Читаем Посох пилигрима полностью

И женщины-рабыни тоже сильно отличались друг от друга и одеждой, и внешностью. По одежде, красоте и молодости можно было без труда угадать, какую цену запросит за нее хозяин. Поэтому покупатели проходили прямо к такому товару, какой был им по карману.

Однако мой господин расспрашивал чуть ли не о каждом красивом и сильном рабе и приценивался к самым дорогим.

Хотя я-то хорошо знал, что денег у него немного и что только необычайная надменность, присущая ему со времен службы у царевича Чекре, заставляет Маншука надуваться, пыжиться и изображать из себя богатого и знатного вель-можу.

Наконец, он присмотрел то, что искал. Всегда выгоднее было покупать любой товар оптом, будь то миткаль, кожа на сапоги, овцы или рабы.

Он присмотрел торговца, который почему-то торопился продать свой товар — четырех рабов-мужчин, по-видимому, доставшихся ему сразу, в одном походе.

Маншук важно, не слезая с коня, спросил обладателя товара:

— Сколько хочешь за это?

— Сколь дашь, уважаемый?

— Сорок монет.

— За каждого?

— Побойся Аллаха.

— За всех?

Маншук помолчал. Затем сказал:

— Думай сам, почтеннейший. Я ведь даже не спросил, кто они, и что может делать каждый из них.

— Все равно, уважаемый. Даже сорок монет за каждого — и то несуразная цена.

Долгий торг кончился тем, что торговец уступил нам всех рабов за сто серебряных генуэзских дженовин.

Маншук велел всех их связать одной веревкой и вести мне и еще двум стражникам, хотя, честно говоря, в охране не было никакой надобности. Куда можно было убежать из Крыма — Великого Острова, окруженного со всех сторон водой? Однако Маншук, не пожалев нескольких серебряных монет, поступил именно так, ибо человек, которого сопровождали рабы и стражники, был более достоин уважения, чем человек, которого сопровождали только рабы.

По обычаю знатных кочевников, мой господин жил в полутора лье от Каффы, разбив небольшую стоянку, свидетельствующую о его независимом положении. Возле белой юрты хозяина стояли две кибитки, крытые старыми коровьими шкурами, в одной из которых жил я, а в другой — жены и дети Маншука.

Теперь мне предстояло потесниться, предоставив приют моим новым товарищам.
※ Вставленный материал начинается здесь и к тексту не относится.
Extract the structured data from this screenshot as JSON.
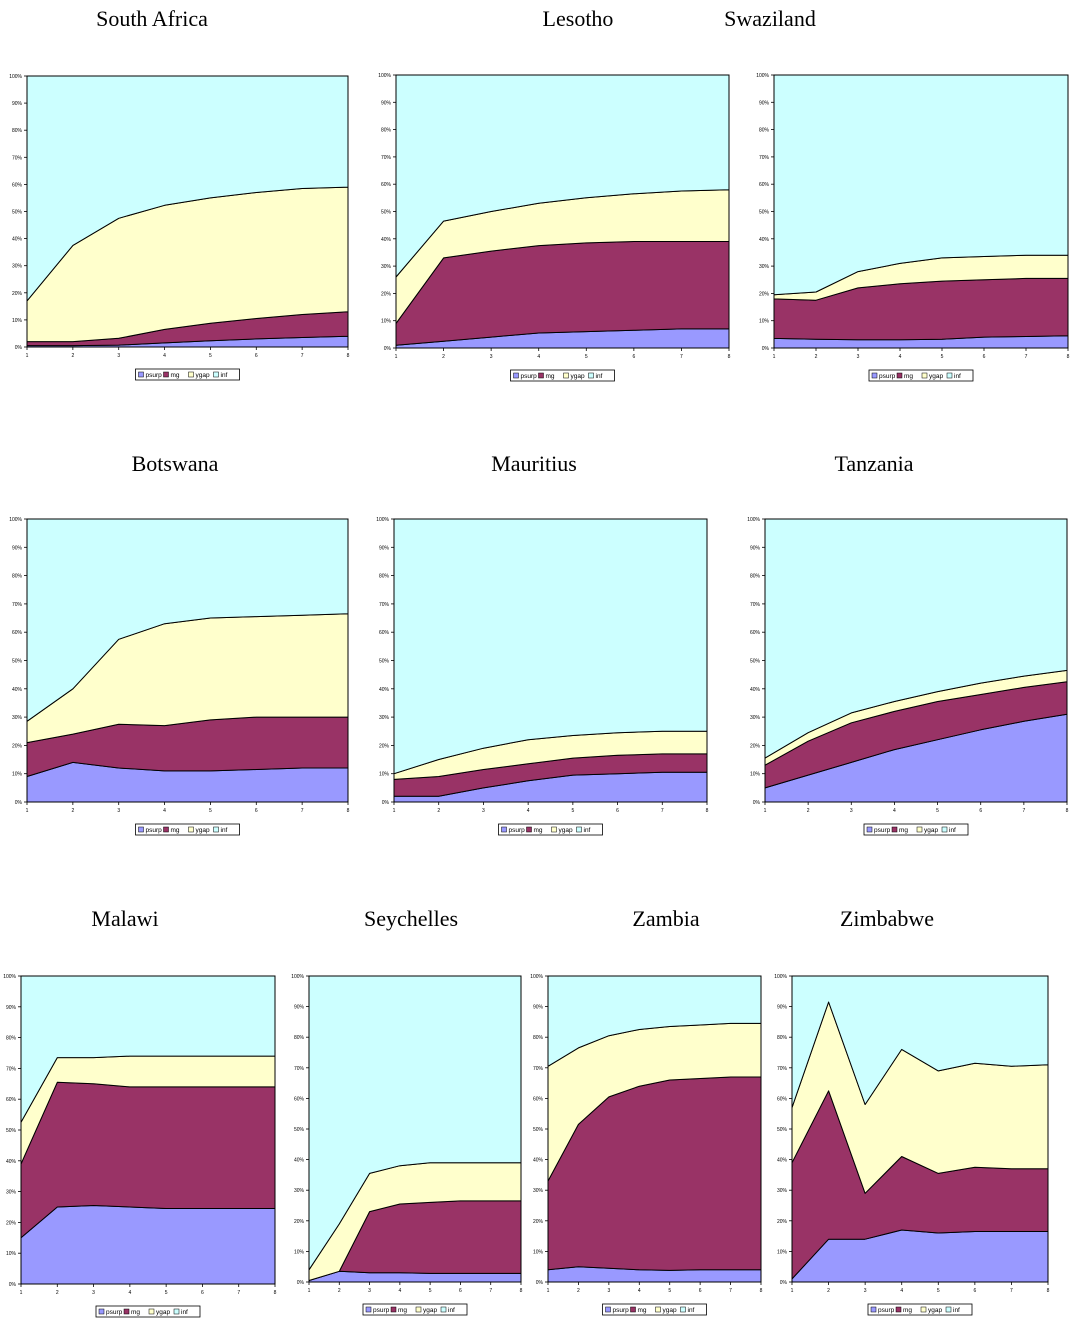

Из-за того, что я уже долгое время был слугой Маншука, то сразу же оказался старшим среди новых его рабов. Все четверо были захвачены в Левантинском море{39} корсарами{40}, когда шли из Греции к Палестине.

Все четверо были христианами, вознамерившимися совершить паломничество к святым местам, но их поход оказался неугоден Господу, и вместо Иерусалима все они оказались в Каффе — признанной черноморской столице работорговли.

Самого старшего из них звали Даниилом. Он был родом из Киева и сначала совершил паломничество на Афон, а оттуда намеревался добраться до Палестины.

В порту Пирей, маленьком захолустном местечке неподалеку от Афин, судьба свела Даниила с его товарищами по несчастью.

Одномачтовая фелюга{41} с экипажем из трех человек шла в Ливан с грузом зерна, и хозяин судна согласился взять с собою и четырех богомольцев.

Кроме Даниила на борту фелюги оказались Карел — словак из города Оломоуца, армянин из Львова по имени Армен и мой соплеменник — Фридрих Шмидт из Австрии.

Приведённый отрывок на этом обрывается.